Pricing is a complex subject, and approaches to price optimization vary widely based on industry, supply chain dynamics, and overall business strategy. One central truth, however, is that if the value exchange between seller and buyer is out of balance, your business is dead (either you’ll sell nothing or you’ll lose money on every transaction). Within an organization, ownership of pricing strategy can live with finance, sales, and even the CEO, but the mindset behind the ultimate pricing decision has to be centered on value exchange, which is fundamentally a marketing concept.
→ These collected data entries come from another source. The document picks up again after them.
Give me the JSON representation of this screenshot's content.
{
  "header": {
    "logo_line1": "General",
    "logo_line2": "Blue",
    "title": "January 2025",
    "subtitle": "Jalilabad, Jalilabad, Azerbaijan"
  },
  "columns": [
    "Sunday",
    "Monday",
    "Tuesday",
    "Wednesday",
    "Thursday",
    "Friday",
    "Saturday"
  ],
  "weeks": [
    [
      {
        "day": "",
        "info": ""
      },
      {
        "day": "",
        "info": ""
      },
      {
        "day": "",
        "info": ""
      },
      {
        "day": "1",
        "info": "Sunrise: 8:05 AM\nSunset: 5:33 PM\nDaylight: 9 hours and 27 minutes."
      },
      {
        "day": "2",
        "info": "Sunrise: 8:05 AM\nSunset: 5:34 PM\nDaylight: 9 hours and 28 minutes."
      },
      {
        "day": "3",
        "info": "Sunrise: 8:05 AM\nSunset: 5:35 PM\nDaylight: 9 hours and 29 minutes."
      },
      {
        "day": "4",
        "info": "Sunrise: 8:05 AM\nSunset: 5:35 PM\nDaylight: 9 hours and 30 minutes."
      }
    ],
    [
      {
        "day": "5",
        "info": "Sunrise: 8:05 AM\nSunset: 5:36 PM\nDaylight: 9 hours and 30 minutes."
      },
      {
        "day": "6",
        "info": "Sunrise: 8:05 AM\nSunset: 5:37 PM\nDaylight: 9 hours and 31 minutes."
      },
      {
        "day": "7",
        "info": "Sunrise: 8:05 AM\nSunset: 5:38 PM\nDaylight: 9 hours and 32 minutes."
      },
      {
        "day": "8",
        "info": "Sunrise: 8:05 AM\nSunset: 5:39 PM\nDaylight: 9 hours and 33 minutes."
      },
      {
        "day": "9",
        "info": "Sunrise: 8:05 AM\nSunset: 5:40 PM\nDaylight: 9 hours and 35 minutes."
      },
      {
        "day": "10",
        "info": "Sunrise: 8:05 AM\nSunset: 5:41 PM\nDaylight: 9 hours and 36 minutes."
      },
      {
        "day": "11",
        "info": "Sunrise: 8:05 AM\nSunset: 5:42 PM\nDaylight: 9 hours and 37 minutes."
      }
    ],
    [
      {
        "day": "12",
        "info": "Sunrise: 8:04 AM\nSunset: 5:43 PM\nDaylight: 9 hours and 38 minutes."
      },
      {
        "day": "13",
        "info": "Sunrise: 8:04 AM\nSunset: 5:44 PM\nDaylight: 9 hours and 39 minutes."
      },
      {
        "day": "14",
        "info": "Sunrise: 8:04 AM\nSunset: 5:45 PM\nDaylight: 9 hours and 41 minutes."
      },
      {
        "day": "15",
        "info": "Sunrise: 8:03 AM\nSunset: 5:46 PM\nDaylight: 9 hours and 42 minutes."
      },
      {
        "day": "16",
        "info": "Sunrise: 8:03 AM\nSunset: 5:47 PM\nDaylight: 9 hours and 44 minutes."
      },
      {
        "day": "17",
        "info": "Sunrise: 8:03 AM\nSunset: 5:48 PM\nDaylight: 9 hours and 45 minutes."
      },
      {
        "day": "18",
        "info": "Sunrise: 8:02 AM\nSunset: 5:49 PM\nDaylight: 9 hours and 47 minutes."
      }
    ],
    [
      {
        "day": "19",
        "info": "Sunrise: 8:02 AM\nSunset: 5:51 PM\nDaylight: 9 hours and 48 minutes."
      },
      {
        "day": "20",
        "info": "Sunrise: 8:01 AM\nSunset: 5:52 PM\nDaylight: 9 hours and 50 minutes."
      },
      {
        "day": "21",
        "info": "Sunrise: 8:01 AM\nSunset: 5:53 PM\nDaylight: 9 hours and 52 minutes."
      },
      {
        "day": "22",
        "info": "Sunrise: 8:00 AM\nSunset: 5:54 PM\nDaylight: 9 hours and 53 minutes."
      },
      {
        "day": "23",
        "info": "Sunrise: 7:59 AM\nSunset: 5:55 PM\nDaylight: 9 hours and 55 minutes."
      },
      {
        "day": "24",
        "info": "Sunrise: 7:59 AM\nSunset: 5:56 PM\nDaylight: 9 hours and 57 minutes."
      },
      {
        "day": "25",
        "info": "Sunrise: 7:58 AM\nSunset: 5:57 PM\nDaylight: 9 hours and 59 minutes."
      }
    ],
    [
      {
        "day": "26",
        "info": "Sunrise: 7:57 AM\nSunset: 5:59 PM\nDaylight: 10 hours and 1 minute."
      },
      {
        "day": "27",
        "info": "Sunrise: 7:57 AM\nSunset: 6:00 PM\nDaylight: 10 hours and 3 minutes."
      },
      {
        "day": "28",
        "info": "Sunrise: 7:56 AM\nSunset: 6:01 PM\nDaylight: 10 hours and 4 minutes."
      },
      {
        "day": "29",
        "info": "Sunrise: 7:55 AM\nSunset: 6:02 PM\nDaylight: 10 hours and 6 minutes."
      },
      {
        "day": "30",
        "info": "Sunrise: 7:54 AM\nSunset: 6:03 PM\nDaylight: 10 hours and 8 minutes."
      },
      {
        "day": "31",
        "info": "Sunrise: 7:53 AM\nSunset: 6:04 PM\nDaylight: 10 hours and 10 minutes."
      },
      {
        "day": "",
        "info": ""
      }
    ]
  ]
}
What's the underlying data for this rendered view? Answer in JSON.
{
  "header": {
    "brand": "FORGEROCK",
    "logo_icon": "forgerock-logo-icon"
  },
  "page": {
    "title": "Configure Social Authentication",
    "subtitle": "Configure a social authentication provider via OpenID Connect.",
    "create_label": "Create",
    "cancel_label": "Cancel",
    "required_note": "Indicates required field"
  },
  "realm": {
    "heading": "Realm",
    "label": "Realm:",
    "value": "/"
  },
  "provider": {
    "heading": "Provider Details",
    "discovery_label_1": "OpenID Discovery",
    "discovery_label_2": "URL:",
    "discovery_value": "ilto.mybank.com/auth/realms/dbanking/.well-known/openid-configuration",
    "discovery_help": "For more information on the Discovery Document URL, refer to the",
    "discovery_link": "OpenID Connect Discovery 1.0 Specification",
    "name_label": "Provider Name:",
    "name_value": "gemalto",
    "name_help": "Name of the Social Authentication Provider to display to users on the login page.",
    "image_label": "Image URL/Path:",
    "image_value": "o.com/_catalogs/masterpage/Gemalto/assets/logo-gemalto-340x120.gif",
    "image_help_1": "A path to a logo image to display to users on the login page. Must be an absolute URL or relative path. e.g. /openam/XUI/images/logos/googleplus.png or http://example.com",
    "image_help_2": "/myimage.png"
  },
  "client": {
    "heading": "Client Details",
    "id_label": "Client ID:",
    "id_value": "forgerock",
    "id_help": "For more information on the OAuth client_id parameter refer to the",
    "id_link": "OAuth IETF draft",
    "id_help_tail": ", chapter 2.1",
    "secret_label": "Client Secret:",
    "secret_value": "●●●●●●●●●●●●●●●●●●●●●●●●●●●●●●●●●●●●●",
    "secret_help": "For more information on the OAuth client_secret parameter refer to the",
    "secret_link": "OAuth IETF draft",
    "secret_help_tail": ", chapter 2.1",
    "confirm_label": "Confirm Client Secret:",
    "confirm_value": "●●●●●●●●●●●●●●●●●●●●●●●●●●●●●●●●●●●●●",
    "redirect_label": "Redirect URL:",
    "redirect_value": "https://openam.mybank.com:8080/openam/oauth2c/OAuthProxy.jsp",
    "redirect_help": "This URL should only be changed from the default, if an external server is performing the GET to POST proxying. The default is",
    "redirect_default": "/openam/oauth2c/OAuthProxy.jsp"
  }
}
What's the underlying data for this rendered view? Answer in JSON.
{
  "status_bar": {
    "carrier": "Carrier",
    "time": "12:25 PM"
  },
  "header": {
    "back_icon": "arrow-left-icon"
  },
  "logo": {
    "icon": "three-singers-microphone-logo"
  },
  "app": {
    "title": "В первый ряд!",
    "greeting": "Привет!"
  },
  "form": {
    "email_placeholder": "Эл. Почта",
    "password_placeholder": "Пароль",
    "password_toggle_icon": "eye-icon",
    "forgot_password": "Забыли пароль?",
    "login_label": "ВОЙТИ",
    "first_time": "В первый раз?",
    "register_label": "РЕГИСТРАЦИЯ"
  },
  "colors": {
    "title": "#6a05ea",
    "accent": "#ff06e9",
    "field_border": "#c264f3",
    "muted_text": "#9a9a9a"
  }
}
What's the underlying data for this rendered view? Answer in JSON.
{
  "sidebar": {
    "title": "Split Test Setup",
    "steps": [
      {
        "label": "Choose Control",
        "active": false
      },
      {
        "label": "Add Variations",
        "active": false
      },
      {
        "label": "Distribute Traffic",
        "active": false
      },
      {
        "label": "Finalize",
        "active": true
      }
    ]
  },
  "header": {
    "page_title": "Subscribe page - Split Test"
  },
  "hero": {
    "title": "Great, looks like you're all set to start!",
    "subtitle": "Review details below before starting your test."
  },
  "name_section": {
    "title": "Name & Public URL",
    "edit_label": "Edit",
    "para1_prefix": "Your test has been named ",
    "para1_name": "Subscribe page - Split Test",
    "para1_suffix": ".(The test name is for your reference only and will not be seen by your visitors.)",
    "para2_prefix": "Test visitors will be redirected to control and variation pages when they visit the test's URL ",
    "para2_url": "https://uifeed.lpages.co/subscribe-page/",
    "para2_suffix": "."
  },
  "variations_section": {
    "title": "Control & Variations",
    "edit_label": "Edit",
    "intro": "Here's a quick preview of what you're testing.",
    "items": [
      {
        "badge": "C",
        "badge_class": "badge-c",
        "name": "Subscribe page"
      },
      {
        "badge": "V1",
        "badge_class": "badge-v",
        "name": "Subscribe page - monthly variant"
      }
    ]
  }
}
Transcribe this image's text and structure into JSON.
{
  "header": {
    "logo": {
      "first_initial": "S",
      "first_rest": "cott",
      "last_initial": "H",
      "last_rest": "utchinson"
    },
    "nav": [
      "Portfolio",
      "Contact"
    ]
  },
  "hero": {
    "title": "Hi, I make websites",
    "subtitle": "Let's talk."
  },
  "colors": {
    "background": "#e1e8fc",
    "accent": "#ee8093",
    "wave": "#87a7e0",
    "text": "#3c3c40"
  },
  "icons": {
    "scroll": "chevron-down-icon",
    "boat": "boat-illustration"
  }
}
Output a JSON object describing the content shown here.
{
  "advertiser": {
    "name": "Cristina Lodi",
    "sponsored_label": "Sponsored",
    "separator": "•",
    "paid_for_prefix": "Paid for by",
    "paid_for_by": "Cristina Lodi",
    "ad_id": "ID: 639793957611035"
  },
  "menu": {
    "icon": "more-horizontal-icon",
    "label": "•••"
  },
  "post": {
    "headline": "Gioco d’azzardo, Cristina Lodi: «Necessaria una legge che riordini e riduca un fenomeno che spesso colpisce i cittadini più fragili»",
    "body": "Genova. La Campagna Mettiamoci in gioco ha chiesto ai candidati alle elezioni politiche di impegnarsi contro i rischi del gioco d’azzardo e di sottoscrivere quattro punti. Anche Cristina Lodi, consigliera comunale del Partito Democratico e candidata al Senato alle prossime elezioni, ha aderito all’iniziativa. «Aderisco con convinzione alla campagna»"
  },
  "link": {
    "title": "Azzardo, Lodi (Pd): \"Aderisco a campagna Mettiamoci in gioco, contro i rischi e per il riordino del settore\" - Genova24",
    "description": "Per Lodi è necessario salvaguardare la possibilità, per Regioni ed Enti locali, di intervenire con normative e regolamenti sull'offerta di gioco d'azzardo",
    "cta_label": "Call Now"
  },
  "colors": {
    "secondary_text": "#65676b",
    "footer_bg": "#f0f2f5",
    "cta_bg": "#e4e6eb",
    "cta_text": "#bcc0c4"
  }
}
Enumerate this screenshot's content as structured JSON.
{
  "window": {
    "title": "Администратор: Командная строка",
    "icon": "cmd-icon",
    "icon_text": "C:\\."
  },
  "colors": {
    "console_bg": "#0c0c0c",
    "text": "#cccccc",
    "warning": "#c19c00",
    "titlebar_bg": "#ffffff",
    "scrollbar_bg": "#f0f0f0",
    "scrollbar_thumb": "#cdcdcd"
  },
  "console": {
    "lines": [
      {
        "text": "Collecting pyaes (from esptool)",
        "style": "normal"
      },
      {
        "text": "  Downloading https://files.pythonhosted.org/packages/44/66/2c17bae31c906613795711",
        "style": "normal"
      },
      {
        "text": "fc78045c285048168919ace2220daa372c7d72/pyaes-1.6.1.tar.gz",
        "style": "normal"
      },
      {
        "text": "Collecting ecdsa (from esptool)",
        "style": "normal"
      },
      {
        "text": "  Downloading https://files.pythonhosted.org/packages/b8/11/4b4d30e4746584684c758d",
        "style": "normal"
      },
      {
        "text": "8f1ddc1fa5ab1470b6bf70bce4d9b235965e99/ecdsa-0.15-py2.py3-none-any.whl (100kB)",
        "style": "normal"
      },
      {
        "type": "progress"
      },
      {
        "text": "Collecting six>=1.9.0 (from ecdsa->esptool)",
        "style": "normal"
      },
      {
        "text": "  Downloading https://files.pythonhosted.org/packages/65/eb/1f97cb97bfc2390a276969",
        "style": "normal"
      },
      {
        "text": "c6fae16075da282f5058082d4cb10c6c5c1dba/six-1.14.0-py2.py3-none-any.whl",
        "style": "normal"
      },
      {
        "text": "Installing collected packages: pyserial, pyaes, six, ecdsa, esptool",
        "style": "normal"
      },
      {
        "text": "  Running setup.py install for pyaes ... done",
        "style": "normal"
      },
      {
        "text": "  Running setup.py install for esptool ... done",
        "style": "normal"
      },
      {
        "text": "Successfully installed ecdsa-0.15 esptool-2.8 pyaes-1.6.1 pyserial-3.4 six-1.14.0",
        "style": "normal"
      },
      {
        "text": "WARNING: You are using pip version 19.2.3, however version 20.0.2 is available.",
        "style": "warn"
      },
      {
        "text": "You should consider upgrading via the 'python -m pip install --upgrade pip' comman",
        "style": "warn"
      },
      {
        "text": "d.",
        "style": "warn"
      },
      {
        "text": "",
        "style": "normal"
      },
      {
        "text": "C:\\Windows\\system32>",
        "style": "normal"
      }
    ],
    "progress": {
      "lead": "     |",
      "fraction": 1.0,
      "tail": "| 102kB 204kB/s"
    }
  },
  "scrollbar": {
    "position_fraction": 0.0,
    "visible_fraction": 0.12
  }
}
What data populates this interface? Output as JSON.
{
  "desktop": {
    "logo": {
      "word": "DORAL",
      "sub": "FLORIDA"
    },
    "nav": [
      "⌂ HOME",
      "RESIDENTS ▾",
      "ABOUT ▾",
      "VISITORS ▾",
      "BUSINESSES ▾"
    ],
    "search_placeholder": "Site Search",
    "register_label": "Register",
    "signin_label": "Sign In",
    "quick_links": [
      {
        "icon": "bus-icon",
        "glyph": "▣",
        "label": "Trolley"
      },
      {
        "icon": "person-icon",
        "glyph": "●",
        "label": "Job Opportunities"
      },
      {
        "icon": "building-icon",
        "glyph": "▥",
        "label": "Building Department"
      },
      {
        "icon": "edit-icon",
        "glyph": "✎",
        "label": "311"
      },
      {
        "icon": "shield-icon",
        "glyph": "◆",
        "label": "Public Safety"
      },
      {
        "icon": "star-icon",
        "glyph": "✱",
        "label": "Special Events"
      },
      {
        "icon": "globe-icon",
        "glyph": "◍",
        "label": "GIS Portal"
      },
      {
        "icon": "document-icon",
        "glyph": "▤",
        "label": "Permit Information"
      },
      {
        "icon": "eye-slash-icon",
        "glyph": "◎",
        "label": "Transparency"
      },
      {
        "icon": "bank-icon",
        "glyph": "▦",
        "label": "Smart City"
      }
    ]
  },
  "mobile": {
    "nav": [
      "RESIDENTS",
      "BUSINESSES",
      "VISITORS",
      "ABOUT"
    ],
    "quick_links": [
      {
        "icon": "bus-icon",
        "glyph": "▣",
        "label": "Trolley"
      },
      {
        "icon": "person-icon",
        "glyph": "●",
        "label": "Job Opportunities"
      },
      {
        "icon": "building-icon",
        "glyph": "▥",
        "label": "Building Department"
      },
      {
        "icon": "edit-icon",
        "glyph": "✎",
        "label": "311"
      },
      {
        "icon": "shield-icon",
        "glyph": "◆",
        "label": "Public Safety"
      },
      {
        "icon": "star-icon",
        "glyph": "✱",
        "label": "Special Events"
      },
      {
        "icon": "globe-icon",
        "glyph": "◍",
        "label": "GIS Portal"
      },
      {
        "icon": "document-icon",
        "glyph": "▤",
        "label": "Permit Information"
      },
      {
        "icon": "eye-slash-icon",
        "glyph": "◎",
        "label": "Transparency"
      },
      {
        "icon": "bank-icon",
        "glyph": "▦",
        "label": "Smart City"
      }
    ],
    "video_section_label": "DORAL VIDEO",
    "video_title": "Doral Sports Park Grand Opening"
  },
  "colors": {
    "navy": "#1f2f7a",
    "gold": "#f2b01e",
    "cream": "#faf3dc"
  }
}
In the current COVID era, B2C channel strategies are being turned upside down. Any company that previously relied on retail must be looking at e-commerce alternatives to get their products to customers. For some, that means changing their thinking and approach to the online behemoth For others, that means investing in direct-to-consumer (D2C) infrastructure. While the shift to e-commerce is not a particularly insightful fact given that we’re all reading this from home, it is one that’s based on a new customer truth, and one that’s likely to stick around for a while.

Time for a Change

Changing thinking about marketing from mere promotion to the broader concept of value exchange forces companies to explore the intersections of the marketing department with other functions within an organization. And even if product, price, and placement don’t all roll up to the CMO, it’s imperative that the teams that own these functions think like marketers. Bringing together stakeholders from across the company and then creating an integrated marketing plan is right in the GLG wheelhouse.